A Continuous Integration and Continuous Delivery system takes control of the testing and deploying the code while keeping the developers informed about the results. Whereas a Continuous Integration and Continuous Deployment system don’t inform the team about the changes. 

Instead of making sure everything is okay before you press launch, you can monitor the outcomes and fix any problems when released in the updates. For Continuous Deployment to work well, the team has to invoke a culture of monitoring and recovery. Spotting issues as they appear and fixing them as soon as possible. 

The Boundaries Between Each Concept

People often get CI confused with CD, and many people still don’t know the difference between the two CDs.

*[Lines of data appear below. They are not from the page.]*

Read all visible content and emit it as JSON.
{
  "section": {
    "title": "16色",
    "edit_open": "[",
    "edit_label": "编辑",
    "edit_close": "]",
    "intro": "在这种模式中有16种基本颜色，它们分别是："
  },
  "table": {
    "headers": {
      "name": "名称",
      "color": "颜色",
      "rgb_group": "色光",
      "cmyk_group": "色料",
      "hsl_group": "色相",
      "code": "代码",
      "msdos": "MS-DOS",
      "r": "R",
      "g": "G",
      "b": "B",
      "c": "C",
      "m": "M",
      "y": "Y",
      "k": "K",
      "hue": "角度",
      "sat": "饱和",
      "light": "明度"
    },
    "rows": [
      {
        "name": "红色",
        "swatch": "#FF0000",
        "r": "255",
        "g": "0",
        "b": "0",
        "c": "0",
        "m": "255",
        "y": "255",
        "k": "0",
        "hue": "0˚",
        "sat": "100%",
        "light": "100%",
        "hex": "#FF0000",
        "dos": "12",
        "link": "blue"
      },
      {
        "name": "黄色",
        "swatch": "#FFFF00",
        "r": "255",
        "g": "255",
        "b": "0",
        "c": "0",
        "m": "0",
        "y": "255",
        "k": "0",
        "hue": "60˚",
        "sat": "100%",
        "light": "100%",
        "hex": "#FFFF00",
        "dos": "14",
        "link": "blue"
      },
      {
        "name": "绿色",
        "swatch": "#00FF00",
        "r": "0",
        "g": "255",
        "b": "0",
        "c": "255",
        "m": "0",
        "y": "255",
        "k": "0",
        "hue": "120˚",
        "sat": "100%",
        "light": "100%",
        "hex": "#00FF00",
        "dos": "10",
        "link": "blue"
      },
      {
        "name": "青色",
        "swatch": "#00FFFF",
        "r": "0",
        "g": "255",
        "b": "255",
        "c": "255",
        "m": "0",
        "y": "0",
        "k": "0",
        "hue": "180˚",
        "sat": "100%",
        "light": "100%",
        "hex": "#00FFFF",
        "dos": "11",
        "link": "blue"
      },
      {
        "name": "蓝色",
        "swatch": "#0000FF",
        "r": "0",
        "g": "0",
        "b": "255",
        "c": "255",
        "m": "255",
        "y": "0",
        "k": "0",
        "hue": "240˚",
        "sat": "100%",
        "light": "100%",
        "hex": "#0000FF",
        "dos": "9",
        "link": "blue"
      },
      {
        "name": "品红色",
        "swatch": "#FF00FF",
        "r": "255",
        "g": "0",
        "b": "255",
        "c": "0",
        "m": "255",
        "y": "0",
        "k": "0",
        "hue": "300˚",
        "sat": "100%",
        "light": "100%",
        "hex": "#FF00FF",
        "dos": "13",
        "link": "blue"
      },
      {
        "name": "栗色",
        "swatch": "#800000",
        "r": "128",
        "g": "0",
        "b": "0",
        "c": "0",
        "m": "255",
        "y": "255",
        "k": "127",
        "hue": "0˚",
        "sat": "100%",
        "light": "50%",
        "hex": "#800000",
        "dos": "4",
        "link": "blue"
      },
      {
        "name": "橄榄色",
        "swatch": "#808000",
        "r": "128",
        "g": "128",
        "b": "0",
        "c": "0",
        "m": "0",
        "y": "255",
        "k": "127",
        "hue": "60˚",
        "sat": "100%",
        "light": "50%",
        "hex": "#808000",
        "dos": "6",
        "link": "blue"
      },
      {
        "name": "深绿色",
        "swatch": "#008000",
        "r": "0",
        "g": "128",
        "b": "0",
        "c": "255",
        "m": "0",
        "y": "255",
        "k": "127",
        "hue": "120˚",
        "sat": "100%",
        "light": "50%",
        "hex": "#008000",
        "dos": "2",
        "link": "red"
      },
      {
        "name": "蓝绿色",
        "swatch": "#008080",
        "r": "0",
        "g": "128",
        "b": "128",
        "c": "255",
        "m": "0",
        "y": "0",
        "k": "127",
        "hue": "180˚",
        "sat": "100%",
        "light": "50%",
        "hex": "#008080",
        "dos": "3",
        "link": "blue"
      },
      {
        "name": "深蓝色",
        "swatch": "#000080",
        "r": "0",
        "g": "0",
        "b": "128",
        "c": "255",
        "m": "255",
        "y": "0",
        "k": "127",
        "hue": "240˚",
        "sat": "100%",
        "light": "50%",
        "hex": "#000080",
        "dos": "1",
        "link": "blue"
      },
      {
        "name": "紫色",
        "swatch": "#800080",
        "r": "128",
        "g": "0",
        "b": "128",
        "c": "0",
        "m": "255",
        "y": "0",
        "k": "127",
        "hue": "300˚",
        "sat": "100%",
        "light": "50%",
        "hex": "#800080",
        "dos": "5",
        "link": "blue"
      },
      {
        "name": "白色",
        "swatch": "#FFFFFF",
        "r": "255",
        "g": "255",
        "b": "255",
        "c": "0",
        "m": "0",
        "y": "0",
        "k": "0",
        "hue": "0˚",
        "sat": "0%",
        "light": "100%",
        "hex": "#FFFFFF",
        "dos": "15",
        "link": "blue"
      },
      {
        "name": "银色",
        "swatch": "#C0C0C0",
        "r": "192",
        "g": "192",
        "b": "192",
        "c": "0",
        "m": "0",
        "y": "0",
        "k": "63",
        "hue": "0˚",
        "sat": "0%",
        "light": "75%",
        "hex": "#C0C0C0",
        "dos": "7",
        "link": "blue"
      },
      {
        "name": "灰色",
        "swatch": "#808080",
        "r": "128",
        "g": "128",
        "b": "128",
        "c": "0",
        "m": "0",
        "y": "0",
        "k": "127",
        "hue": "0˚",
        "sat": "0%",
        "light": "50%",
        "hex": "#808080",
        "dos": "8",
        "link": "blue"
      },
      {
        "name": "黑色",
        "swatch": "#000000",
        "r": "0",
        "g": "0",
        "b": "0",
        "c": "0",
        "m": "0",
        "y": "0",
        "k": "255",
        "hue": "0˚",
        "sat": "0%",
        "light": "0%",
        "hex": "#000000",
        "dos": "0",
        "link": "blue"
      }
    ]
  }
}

Keeping their definitions separate can help you understand their individual abilities.

Continuous Delivery is considered a loose concept in comparison to the other two, as you can apply the system to either one service or your entire organization.

Continuous Integration or Deployment, however, are stricter systems that need to stay automated to work as intended.

Final Thoughts 

To wrap things up, CI and CD are different tools in the same toolbox.

CI is the first step in the software delivery process – it helps you turn your code into an artifact that is ready for deployment.

However, deployments will still be done manually if you only use CI. 

Adding CD to your pipeline helps automate the deployment process, and allows for smaller, more continuous deployments.

Using these in your business will help to speed things up a lot and take a great deal of stress and pressure out of the entire process. While tools do require some training, the benefits far outweigh that small time cost!